Vague de suicides chez nos policiers. Grève de nos braves pompiers

Monique Cochinal, Chercheur associé

Depuis plus d’un an, chez nos policiers, on assiste à une vague de découragement, allant même jusqu’au suicide. Pour la première fois, nos braves pompiers se sont mis en grève. Comment expliquer tout cela ? Quelles sont les causes ? On s’interroge beaucoup, on cherche des responsables …. Une recrudescence de violence et de haine ? Une défaillance de commandements ?

Et pourtant, dans tout Etat, nous avons grand besoin d’un bon service d’ordre pour nous protéger contre les attentats, les catastrophes naturels, les grands tueurs et violeurs, les infractions multiples. Ils sont présents, toujours au risque de leur vie. C’est leur métier, ils nous aident, et nous leur devons reconnaissance et grand respect. Ils sont au service des citoyens, mais aussi officiers de l’Etat, dont ils reçoivent des ordres. Ils n’ont pas l’autorisation de faire grève et doivent, pourtant, faire face dignement aux débordements de foules en colère.

Depuis un certain temps, quelques représentants de leurs syndicats ont averti le gouvernement de ce profond découragement général.

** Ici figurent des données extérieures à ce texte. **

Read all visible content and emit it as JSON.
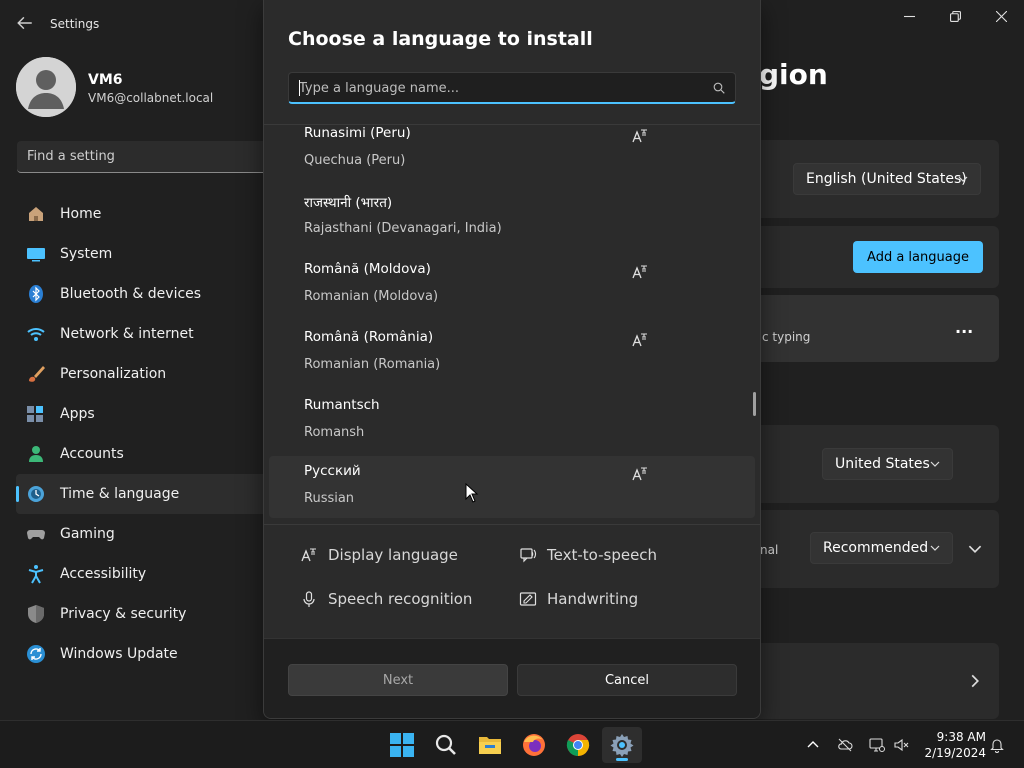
{
  "window": {
    "title": "Settings"
  },
  "profile": {
    "name": "VM6",
    "email": "VM6@collabnet.local"
  },
  "search": {
    "placeholder": "Find a setting"
  },
  "nav": {
    "items": [
      {
        "label": "Home",
        "icon": "home-icon"
      },
      {
        "label": "System",
        "icon": "system-icon"
      },
      {
        "label": "Bluetooth & devices",
        "icon": "bluetooth-icon"
      },
      {
        "label": "Network & internet",
        "icon": "network-icon"
      },
      {
        "label": "Personalization",
        "icon": "brush-icon"
      },
      {
        "label": "Apps",
        "icon": "apps-icon"
      },
      {
        "label": "Accounts",
        "icon": "accounts-icon"
      },
      {
        "label": "Time & language",
        "icon": "time-language-icon",
        "active": true
      },
      {
        "label": "Gaming",
        "icon": "gaming-icon"
      },
      {
        "label": "Accessibility",
        "icon": "accessibility-icon"
      },
      {
        "label": "Privacy & security",
        "icon": "shield-icon"
      },
      {
        "label": "Windows Update",
        "icon": "update-icon"
      }
    ]
  },
  "background": {
    "title_fragment": "egion",
    "display_language_value": "English (United States)",
    "add_language_label": "Add a language",
    "typing_fragment": "c typing",
    "more_label": "...",
    "country_value": "United States",
    "regional_fragment": "nal",
    "format_value": "Recommended"
  },
  "dialog": {
    "title": "Choose a language to install",
    "search_placeholder": "Type a language name...",
    "languages": [
      {
        "native": "Runasimi (Peru)",
        "english": "Quechua (Peru)",
        "display_language": true
      },
      {
        "native": "राजस्थानी (भारत)",
        "english": "Rajasthani (Devanagari, India)",
        "display_language": false
      },
      {
        "native": "Română (Moldova)",
        "english": "Romanian (Moldova)",
        "display_language": true
      },
      {
        "native": "Română (România)",
        "english": "Romanian (Romania)",
        "display_language": true
      },
      {
        "native": "Rumantsch",
        "english": "Romansh",
        "display_language": false
      },
      {
        "native": "Русский",
        "english": "Russian",
        "display_language": true,
        "hovered": true
      }
    ],
    "legend": {
      "display_language": "Display language",
      "text_to_speech": "Text-to-speech",
      "speech_recognition": "Speech recognition",
      "handwriting": "Handwriting"
    },
    "next_label": "Next",
    "cancel_label": "Cancel"
  },
  "taskbar": {
    "apps": [
      "start-icon",
      "search-icon",
      "file-explorer-icon",
      "firefox-icon",
      "chrome-icon",
      "settings-icon"
    ],
    "time": "9:38 AM",
    "date": "2/19/2024"
  },
  "colors": {
    "accent": "#4cc2ff",
    "background": "#202020",
    "dialog": "#2b2b2b"
  }
}
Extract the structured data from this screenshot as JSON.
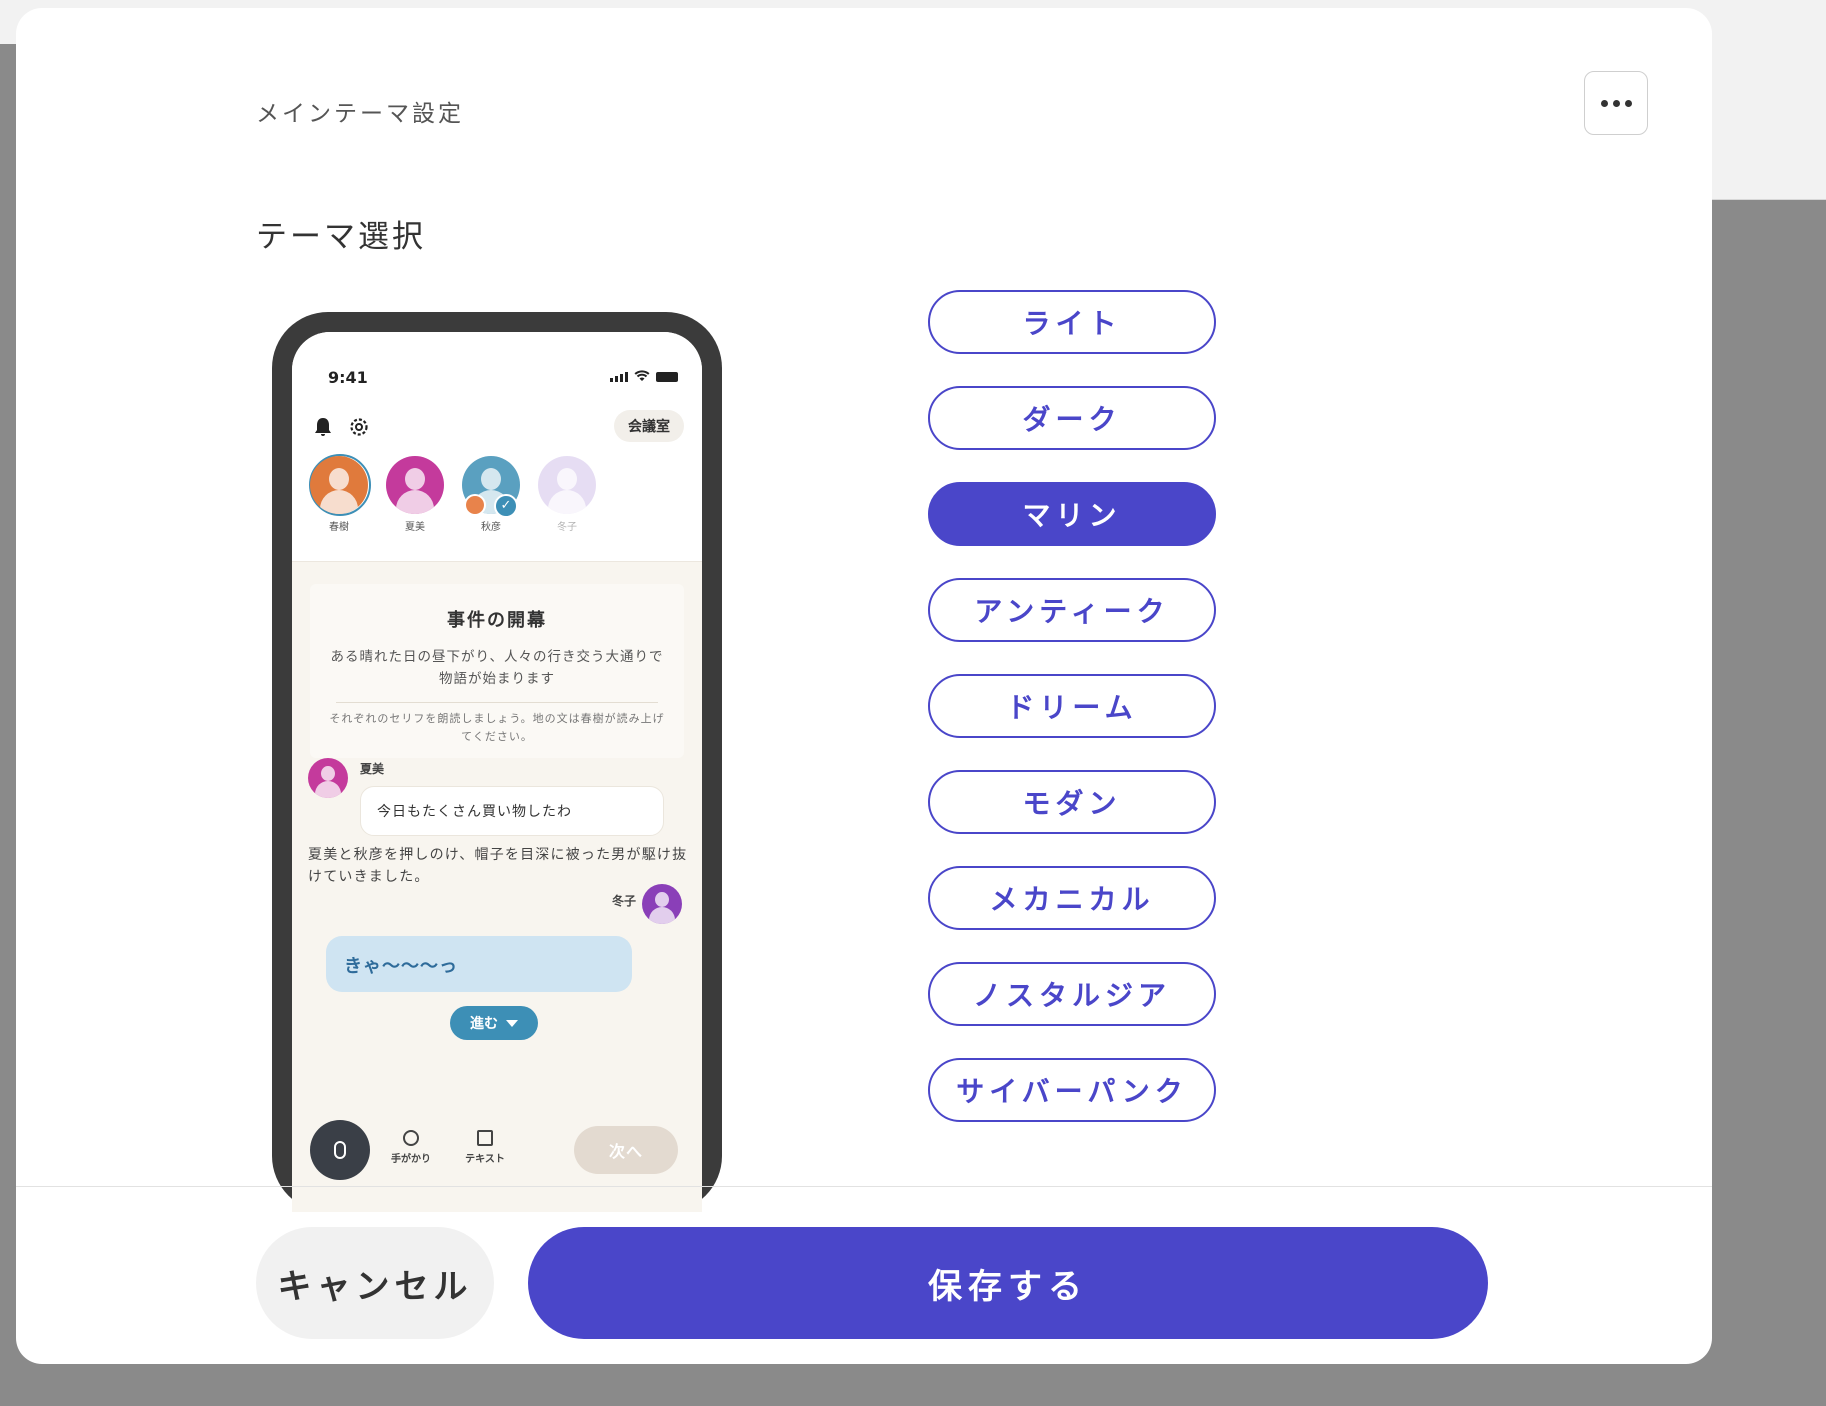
{
  "modal": {
    "title": "メインテーマ設定",
    "more_icon": "more-horizontal-icon",
    "section_title": "テーマ選択"
  },
  "preview": {
    "status_time": "9:41",
    "room_label": "会議室",
    "participants": [
      {
        "name": "春樹",
        "color": "#e07a3c"
      },
      {
        "name": "夏美",
        "color": "#c43a9c"
      },
      {
        "name": "秋彦",
        "color": "#5aa0c0"
      },
      {
        "name": "冬子",
        "color": "#c9b6e6"
      }
    ],
    "story": {
      "title": "事件の開幕",
      "body": "ある晴れた日の昼下がり、人々の行き交う大通りで物語が始まります",
      "note": "それぞれのセリフを朗読しましょう。地の文は春樹が読み上げてください。"
    },
    "messages": {
      "first_speaker": "夏美",
      "first_text": "今日もたくさん買い物したわ",
      "narration": "夏美と秋彦を押しのけ、帽子を目深に被った男が駆け抜けていきました。",
      "second_speaker": "冬子",
      "second_text": "きゃ〜〜〜っ",
      "second_color": "#8a3fb8"
    },
    "advance_label": "進む",
    "toolbar": {
      "clue_label": "手がかり",
      "text_label": "テキスト",
      "next_label": "次へ"
    }
  },
  "themes": [
    {
      "label": "ライト",
      "selected": false
    },
    {
      "label": "ダーク",
      "selected": false
    },
    {
      "label": "マリン",
      "selected": true
    },
    {
      "label": "アンティーク",
      "selected": false
    },
    {
      "label": "ドリーム",
      "selected": false
    },
    {
      "label": "モダン",
      "selected": false
    },
    {
      "label": "メカニカル",
      "selected": false
    },
    {
      "label": "ノスタルジア",
      "selected": false
    },
    {
      "label": "サイバーパンク",
      "selected": false
    }
  ],
  "footer": {
    "cancel_label": "キャンセル",
    "save_label": "保存する"
  },
  "colors": {
    "accent": "#4a46c9"
  }
}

Ils ont relevé dans leur troupe une grande fatigue, trop d’heures de présence, trop de tension, plus de vie de famille, pour un petit salaire (qu’ils attendent souvent longtemps, l’Etat étant mauvais payeur). Il faut voir l’état de délabrement des quelques commissariats de police restés encore ouverts dans nos petites villes de province : vieux ordinateurs qui tombent en panne constamment, queues interminables avant de trouver un agent de police disponible susceptible d’établir un procès verbal.

Sur le terrain, quand nos policiers, au risque de leur vie, réussissent à attraper un tueur ou un violeur, la justice, trop souvent débordée, ne suit pas et n’est pas toujours efficace. Quelque temps après, le misérable violeur, le grand truand sort de prison et récidive. Et tout est à recommencer. De quoi décourager le plus vaillant policier. Face à des foules de manifestants, bien souvent entraînés par des groupes d’extrémistes connus et de plus en plus haineux, qui arrivent à déjouer les mesures préventives préconisées par les « chefs », nos braves policiers se sentent impuissants, surtout si les ordres diffèrent. Comment ne pas avoir en permanence la peur au ventre ?

Quant à nos braves pompiers, avec les policiers, ils se trouvent très vite sur place pour secourir, aider, protéger tout citoyen. Leur tâche est importante. Elle va de l’extinction d’un feu de cheminée au transport d’un malade à l’hôpital, jusqu’à savoir maitriser nos grands feux de forêt. Ils sont eux aussi toujours présents, lors de toute catastrophe naturelle, tout accident. Ils ont droit, eux aussi, à notre reconnaissance et notre respect. Cependant, depuis un certain temps, ils sont l’objet de mépris et de haine, au point de faire grève, pour la première fois, à ma connaissance. Dans certaines banlieues de grandes villes, ils sont injuriés, assaillis de pierres, tout comme les policiers. Comment en est-on arrivé là ? C’est profondément incompréhensible.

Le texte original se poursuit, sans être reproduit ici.